The thing is, Britain's navy represented the potentially catastrophic threat, not France's. France could be knocked out of the war through land warfare and air support. Britain's navy would need to be either defeated (a pipe-dream) or circumvented (via submarines) to knock it out of the war. Being able to counter France's navy wasn't critical (and submarines could manage well enough anyway, on a defensive level); being able to counter Britain's navy
was. Hitler going around, provoking the British time and time again whilst not having any answer to such a grave threat (the Royal Navy) was
supremely stupid. But even when war with Britain
did arrive in 1939, Hitler didn't make expanding U-boat construction the top priority. He squandered much of his airforce trying to terror-bomb Britain into submission (not learning from WW1, where neither Britain nor France were cowed by such tactics). Meanwhile, Doenitz was doing real damage to the entire British war effort, but didn't have enough subs to deal decisive damage.

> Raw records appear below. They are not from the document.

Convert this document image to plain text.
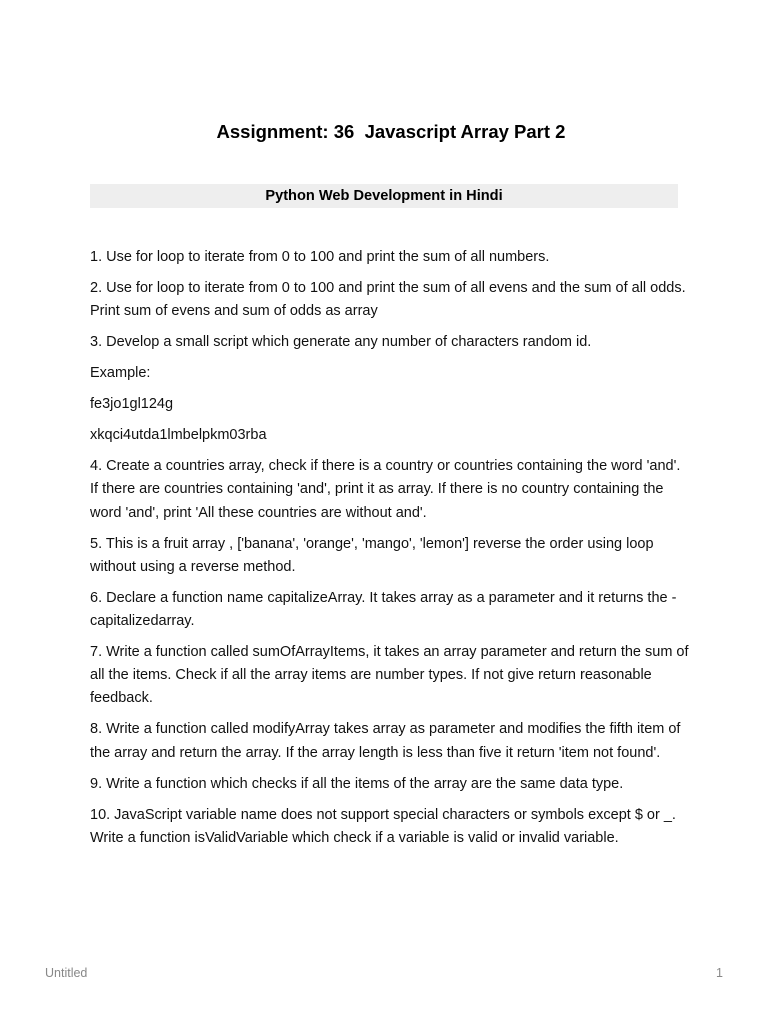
Assignment: 36  Javascript Array Part 2
Python Web Development in Hindi

1. Use for loop to iterate from 0 to 100 and print the sum of all numbers.

2. Use for loop to iterate from 0 to 100 and print the sum of all evens and the sum of all odds. Print sum of evens and sum of odds as array

3. Develop a small script which generate any number of characters random id.

Example:

fe3jo1gl124g

xkqci4utda1lmbelpkm03rba

4. Create a countries array, check if there is a country or countries containing the word 'and'. If there are countries containing 'and', print it as array. If there is no country containing the word 'and', print 'All these countries are without and'.

5. This is a fruit array , ['banana', 'orange', 'mango', 'lemon'] reverse the order using loop without using a reverse method.

6. Declare a function name capitalizeArray. It takes array as a parameter and it returns the - capitalizedarray.

7. Write a function called sumOfArrayItems, it takes an array parameter and return the sum of all the items. Check if all the array items are number types. If not give return reasonable feedback.

8. Write a function called modifyArray takes array as parameter and modifies the fifth item of the array and return the array. If the array length is less than five it return 'item not found'.

9. Write a function which checks if all the items of the array are the same data type.

10. JavaScript variable name does not support special characters or symbols except $ or _. Write a function isValidVariable which check if a variable is valid or invalid variable.

Untitled	1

Russia's navy...yeah. I just don't see how that would even factor in. Historically, the only Russian warships to accomplish anything (aside from a few botched evacuation runs to besieged port cities and some fire support against besieging forces at Leningrad) were its submarines, and even that wasn't much to write home about. Ultimately, it was submarines and air attack that sank merchant ships heading for Russian ports--the one time German surface units actually sortied to attack a convoy in the region, IIRC, the battleship in question was sunk.
I mean, I could have understood if Hitler had decided having a surface navy was a waste of resources and industrial output, and had instead dumped them into tanks and aircraft--if he believed that his enemies would be France and Russia, that would make sense. Instead, he built a surface navy, replete with numerous capital ships...and then invaded France with tanks and aircraft. Then Russia...with tanks and aircraft.
Oh yeah: remember that time in WW1 when British superiority in surface combatants allowed it to run up and down the German coast, shelling significant targets with impunity, seriously threatening the German war effort? Or the time when France's navy showed that it could attempt to blockade Germany on its own? No? Me neither.